The tufA region was amplified using published primers by Fama et al. [9], i.e., tufA F 5′TGAAACAGAAMAWCGTCATTATGC-3′ and tufA R 5′-CCTTCNCGAATMGCRAAWCGC-3′. PCR amplification was conducted using MyTaq HS Red Mix (Bioline, Bio-25048, London, UK). The PCR reactions were performed with the following profiles: pre-denaturation (94 °C for 2 min), 35 cycles of denaturation (98 °C for 15 s), annealing (50 °C for 30 s), extension (72 °C for 45 s), and followed by termination at 4 °C. Exactly 2 µL of PCR products were visualized using an agarose gel and selected for the sequencing process. The Big Dye Terminator Cycle Sequencing Ready Reaction Kit (Applied Biosystems, Foster City, CA, USA) was used to determine the sequence bi-directionally.
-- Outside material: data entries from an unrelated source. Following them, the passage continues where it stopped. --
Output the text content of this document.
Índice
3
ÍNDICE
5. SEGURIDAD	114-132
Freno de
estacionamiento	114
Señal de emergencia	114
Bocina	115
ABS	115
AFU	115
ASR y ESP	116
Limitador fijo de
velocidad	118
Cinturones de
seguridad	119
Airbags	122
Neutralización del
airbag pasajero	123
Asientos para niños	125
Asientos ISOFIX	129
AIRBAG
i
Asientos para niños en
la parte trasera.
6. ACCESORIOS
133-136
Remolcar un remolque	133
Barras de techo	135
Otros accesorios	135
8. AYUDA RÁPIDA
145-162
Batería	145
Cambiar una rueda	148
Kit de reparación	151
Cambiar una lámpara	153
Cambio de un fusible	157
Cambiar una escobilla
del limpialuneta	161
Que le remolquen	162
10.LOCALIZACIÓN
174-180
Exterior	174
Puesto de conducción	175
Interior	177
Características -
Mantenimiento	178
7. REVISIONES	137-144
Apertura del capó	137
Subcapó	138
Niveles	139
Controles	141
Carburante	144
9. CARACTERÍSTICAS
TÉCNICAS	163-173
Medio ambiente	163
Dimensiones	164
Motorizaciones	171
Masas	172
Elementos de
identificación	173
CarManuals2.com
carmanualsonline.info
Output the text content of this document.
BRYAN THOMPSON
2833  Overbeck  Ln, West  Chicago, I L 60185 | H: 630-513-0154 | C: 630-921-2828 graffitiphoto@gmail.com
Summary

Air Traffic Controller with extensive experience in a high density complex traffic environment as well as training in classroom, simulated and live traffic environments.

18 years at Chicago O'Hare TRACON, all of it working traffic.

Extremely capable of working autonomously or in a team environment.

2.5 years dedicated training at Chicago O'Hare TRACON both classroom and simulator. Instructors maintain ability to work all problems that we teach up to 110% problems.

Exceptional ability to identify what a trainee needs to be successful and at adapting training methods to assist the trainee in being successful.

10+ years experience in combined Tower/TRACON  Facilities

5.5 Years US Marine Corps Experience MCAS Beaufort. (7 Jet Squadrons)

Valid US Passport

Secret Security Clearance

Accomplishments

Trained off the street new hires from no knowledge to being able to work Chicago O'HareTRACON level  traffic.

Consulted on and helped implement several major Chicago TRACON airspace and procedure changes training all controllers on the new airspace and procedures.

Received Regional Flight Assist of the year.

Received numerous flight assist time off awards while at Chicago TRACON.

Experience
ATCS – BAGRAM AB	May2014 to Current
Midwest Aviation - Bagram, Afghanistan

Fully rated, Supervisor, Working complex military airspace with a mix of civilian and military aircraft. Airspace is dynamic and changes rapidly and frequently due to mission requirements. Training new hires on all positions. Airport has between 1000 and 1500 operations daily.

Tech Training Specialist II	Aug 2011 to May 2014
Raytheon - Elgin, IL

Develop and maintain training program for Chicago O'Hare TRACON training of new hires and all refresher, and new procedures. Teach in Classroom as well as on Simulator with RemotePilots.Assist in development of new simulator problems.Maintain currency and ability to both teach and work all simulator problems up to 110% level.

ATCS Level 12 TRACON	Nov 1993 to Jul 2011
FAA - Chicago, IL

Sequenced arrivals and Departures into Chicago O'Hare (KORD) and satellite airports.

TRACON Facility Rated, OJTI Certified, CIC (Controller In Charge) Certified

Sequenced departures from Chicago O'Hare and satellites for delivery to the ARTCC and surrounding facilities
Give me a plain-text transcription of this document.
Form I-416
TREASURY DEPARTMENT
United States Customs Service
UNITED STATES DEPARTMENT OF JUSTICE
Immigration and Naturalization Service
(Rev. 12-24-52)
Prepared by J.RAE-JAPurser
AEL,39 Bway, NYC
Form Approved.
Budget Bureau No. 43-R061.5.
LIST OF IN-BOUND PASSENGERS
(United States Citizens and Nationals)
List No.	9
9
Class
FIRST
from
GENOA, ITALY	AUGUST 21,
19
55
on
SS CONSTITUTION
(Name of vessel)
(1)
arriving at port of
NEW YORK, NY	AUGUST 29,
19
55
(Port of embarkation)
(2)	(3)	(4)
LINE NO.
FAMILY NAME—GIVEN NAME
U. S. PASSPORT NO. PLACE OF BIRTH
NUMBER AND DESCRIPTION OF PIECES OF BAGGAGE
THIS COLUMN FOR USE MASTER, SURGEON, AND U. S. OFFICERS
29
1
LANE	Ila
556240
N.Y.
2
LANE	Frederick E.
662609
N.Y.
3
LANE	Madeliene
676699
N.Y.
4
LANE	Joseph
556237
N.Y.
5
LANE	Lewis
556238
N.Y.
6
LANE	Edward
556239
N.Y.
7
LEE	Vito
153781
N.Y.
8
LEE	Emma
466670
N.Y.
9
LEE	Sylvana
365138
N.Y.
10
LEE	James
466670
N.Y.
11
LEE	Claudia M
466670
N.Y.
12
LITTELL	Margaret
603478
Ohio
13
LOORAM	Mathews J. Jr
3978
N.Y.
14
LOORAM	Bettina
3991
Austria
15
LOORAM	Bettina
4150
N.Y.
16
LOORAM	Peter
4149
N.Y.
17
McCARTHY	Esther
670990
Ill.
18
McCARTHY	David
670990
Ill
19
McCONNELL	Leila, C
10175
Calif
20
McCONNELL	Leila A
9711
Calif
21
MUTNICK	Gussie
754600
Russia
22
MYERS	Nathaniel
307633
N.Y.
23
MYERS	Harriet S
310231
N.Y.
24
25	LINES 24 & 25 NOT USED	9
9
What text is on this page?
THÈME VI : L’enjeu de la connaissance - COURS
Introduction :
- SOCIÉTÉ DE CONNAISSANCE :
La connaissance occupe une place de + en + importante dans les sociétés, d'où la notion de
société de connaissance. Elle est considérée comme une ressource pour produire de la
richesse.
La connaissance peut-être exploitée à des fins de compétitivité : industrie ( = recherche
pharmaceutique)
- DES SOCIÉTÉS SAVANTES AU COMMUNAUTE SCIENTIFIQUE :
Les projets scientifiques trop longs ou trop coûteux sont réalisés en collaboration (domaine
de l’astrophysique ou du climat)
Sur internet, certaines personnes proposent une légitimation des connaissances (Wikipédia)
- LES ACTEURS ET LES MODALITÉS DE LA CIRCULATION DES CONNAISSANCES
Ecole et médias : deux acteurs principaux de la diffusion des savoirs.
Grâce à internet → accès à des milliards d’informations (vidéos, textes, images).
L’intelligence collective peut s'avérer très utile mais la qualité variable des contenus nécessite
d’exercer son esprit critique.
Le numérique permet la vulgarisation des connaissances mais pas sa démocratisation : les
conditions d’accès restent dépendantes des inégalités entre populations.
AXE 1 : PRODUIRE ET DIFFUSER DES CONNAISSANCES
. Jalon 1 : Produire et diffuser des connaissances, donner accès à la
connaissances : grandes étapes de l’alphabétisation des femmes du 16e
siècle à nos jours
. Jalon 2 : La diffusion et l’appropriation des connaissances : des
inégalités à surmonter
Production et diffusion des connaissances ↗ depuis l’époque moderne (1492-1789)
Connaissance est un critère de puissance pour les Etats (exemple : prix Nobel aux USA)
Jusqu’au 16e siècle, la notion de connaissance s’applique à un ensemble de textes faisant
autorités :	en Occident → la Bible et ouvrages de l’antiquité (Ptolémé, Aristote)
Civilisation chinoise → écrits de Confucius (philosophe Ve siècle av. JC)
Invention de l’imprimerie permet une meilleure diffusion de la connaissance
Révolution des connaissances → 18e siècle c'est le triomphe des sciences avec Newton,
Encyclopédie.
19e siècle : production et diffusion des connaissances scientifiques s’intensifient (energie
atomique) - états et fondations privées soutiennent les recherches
3.4. Computational Analysis

Sequences obtained in this study were compared to sequences in NCBI (National Center for Biotechnology Information) by BLASTN analysis. Accessions with the highest identity percentage were selected, and multiple sequence alignment was carried out with ClustalW (MEGA 11th version, Philadelphia, PA, USA). The phylogenetic tree was constructed using the maximum likelihood method and the Tamura 3-parameter model in MEGA 11 [60]. The robustness of the tree was evaluated using bootstrapping with 1000 replicates.

4. Conclusions

In conclusion, the ethanolic extracts of Bulung Boni and Bulung Anggur may be a source of valuable pharmaceuticals with antioxidant, antibacterial, anticancer, anti-inflammatory, antitumor, and antiaging properties that could be manufactured as cosmetics or healthy processed foods. However, further study is necessary to elucidate other undisclosed compounds in these Caulerpa algae. Furthermore, this study revealed that the Balinese Caulerpa algae, Bulung Boni and Bulung Anggur, are genetically distinct species, with Bulung Boni being strongly connected to Caulerpa cylindracea and Bulung Anggur showing no close relationship to other Caulerpa species. Although the tufA sequence was amplified effectively and generated a robust phylogenetic tree, additional research is required to compare the results obtained using different molecular markers.